# frankincense and myrrh



## PolishDeli (Oct 4, 2019)

Anyone ever try using frankincense and/or myrrh for smoking meats?  Seems like it’d work with some types of sausage? 


Historically, would this have been done anywhere in Europe? 
These resins come from the horn of Africa, and were used throughout the Mediterranean (Jesus got some for his birthday, remember?)  They would be burned as incense, infused into wine, water, oils.  However, meat preservation in the Mediterranean involved fermentation rather than smoking. 
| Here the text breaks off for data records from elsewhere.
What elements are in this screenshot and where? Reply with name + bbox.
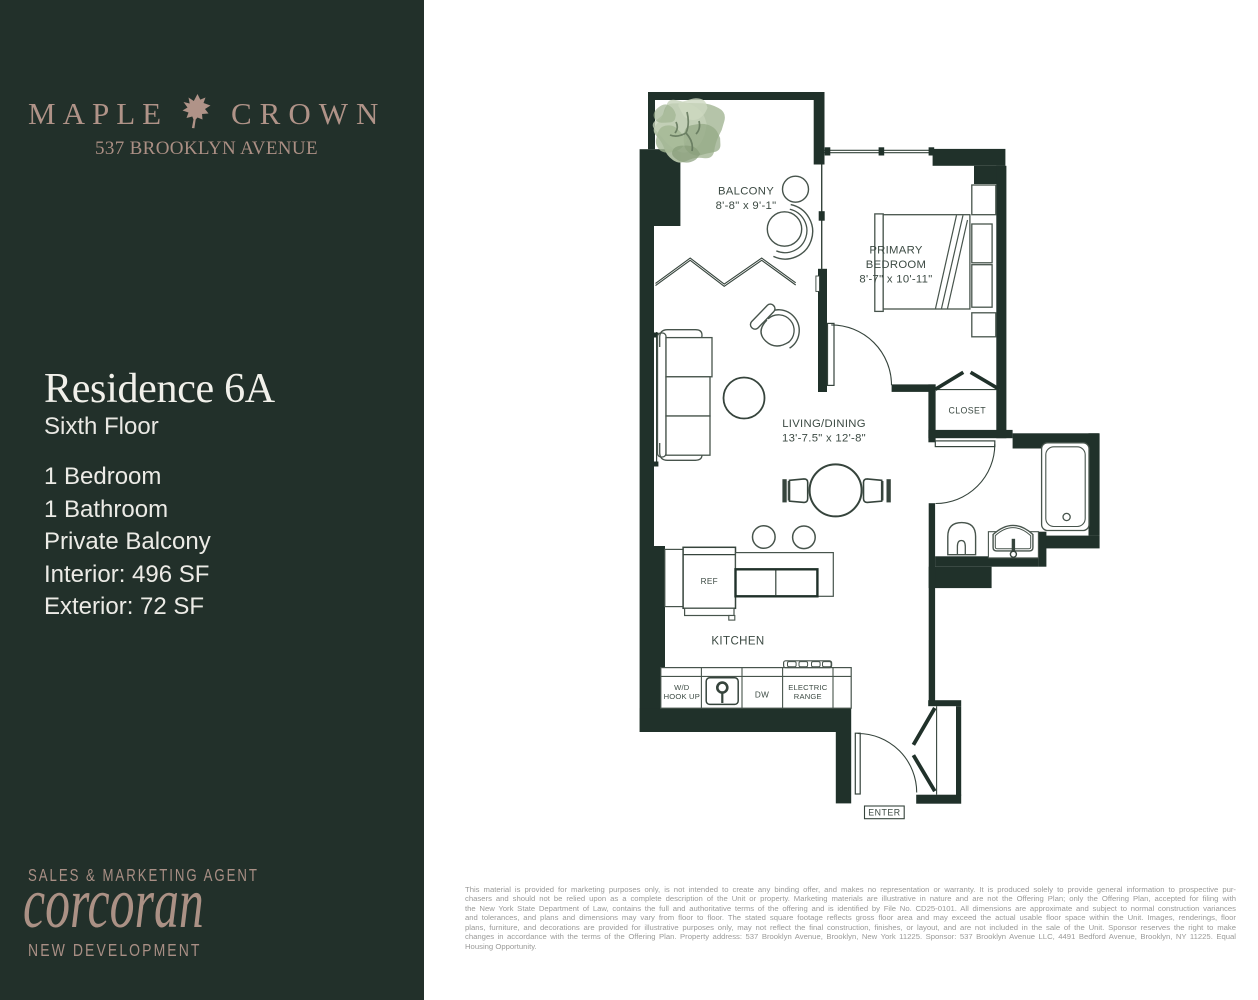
svg-text:W/D: W/D	[674, 683, 690, 692]
svg-text:HOOK UP: HOOK UP	[664, 692, 700, 701]
svg-text:REF: REF	[701, 577, 718, 586]
svg-text:PRIMARY: PRIMARY	[869, 245, 923, 257]
svg-text:ENTER: ENTER	[868, 808, 900, 818]
svg-text:CLOSET: CLOSET	[948, 406, 986, 416]
svg-text:BEDROOM: BEDROOM	[866, 259, 926, 271]
svg-text:KITCHEN: KITCHEN	[711, 636, 764, 648]
svg-text:13'-7.5" x 12'-8": 13'-7.5" x 12'-8"	[782, 433, 866, 445]
svg-text:RANGE: RANGE	[794, 692, 822, 701]
svg-text:8'-7" x 10'-11": 8'-7" x 10'-11"	[859, 274, 932, 286]
svg-text:BALCONY: BALCONY	[718, 186, 774, 198]
svg-text:8'-8" x 9'-1": 8'-8" x 9'-1"	[716, 200, 777, 212]
svg-text:ELECTRIC: ELECTRIC	[788, 683, 827, 692]
svg-text:LIVING/DINING: LIVING/DINING	[782, 418, 866, 430]
svg-text:DW: DW	[755, 690, 769, 699]
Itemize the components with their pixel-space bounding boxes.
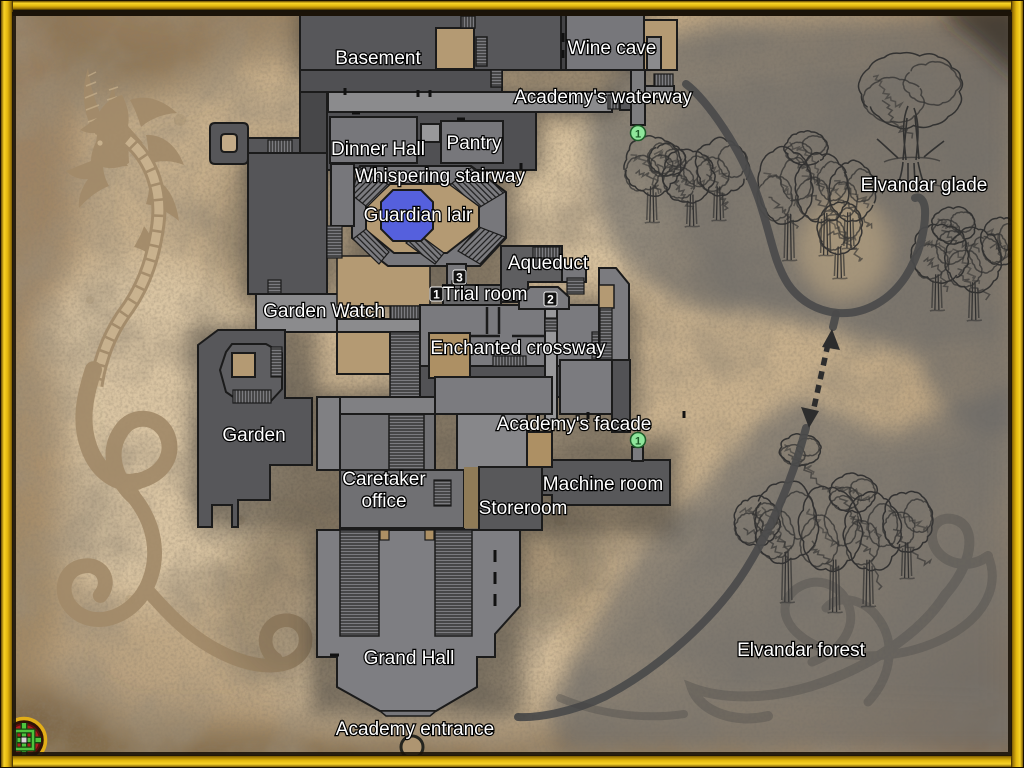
svg-text:Dinner Hall: Dinner Hall bbox=[331, 139, 425, 160]
svg-text:Academy's waterway: Academy's waterway bbox=[514, 87, 692, 108]
svg-text:1: 1 bbox=[635, 436, 641, 448]
svg-text:2: 2 bbox=[547, 293, 554, 307]
svg-text:Garden Watch: Garden Watch bbox=[263, 301, 385, 322]
svg-text:Guardian lair: Guardian lair bbox=[364, 205, 473, 226]
svg-text:Caretaker: Caretaker bbox=[342, 469, 426, 490]
svg-text:Basement: Basement bbox=[335, 48, 421, 69]
svg-text:Grand Hall: Grand Hall bbox=[364, 648, 455, 669]
svg-text:Aqueduct: Aqueduct bbox=[508, 253, 589, 274]
svg-text:office: office bbox=[361, 491, 406, 512]
svg-text:3: 3 bbox=[456, 271, 463, 285]
svg-text:Storeroom: Storeroom bbox=[479, 498, 568, 519]
svg-text:Elvandar forest: Elvandar forest bbox=[737, 640, 866, 661]
svg-text:Enchanted crossway: Enchanted crossway bbox=[430, 338, 606, 359]
svg-text:Pantry: Pantry bbox=[447, 133, 502, 154]
svg-text:1: 1 bbox=[433, 288, 440, 302]
svg-text:Academy entrance: Academy entrance bbox=[336, 719, 494, 740]
svg-text:Garden: Garden bbox=[222, 425, 285, 446]
svg-text:Elvandar glade: Elvandar glade bbox=[861, 175, 988, 196]
svg-text:Academy's facade: Academy's facade bbox=[497, 414, 652, 435]
svg-text:Whispering stairway: Whispering stairway bbox=[355, 166, 525, 187]
svg-text:Machine room: Machine room bbox=[543, 474, 663, 495]
svg-text:Trial room: Trial room bbox=[443, 284, 528, 305]
svg-text:1: 1 bbox=[635, 129, 641, 141]
svg-text:Wine cave: Wine cave bbox=[568, 38, 657, 59]
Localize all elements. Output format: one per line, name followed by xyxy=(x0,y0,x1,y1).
Smoked meats come from norther Europe, where these resins would have been exceptionally rare in ancient times.  By the end of the middle ages though, trade routes would have made them more accessible, but they’d still be very expensive.


----------



## Smoke Diver (Aug 9, 2021)

PolishDeli said:


> Anyone ever try using frankincense and/or myrrh for smoking meats?  Seems like it’d work with some types of sausage?
> 
> 
> Historically, would this have been done anywhere in Europe?
> ...


I was thinking the same. If no one tried it I can test it and let you know.


----------



## chef jimmyj (Aug 9, 2021)

Don't know if either was used in our Catholic Church service, but some incense they burned, on occasion, walking in sure smelled Horrible!...JJ


----------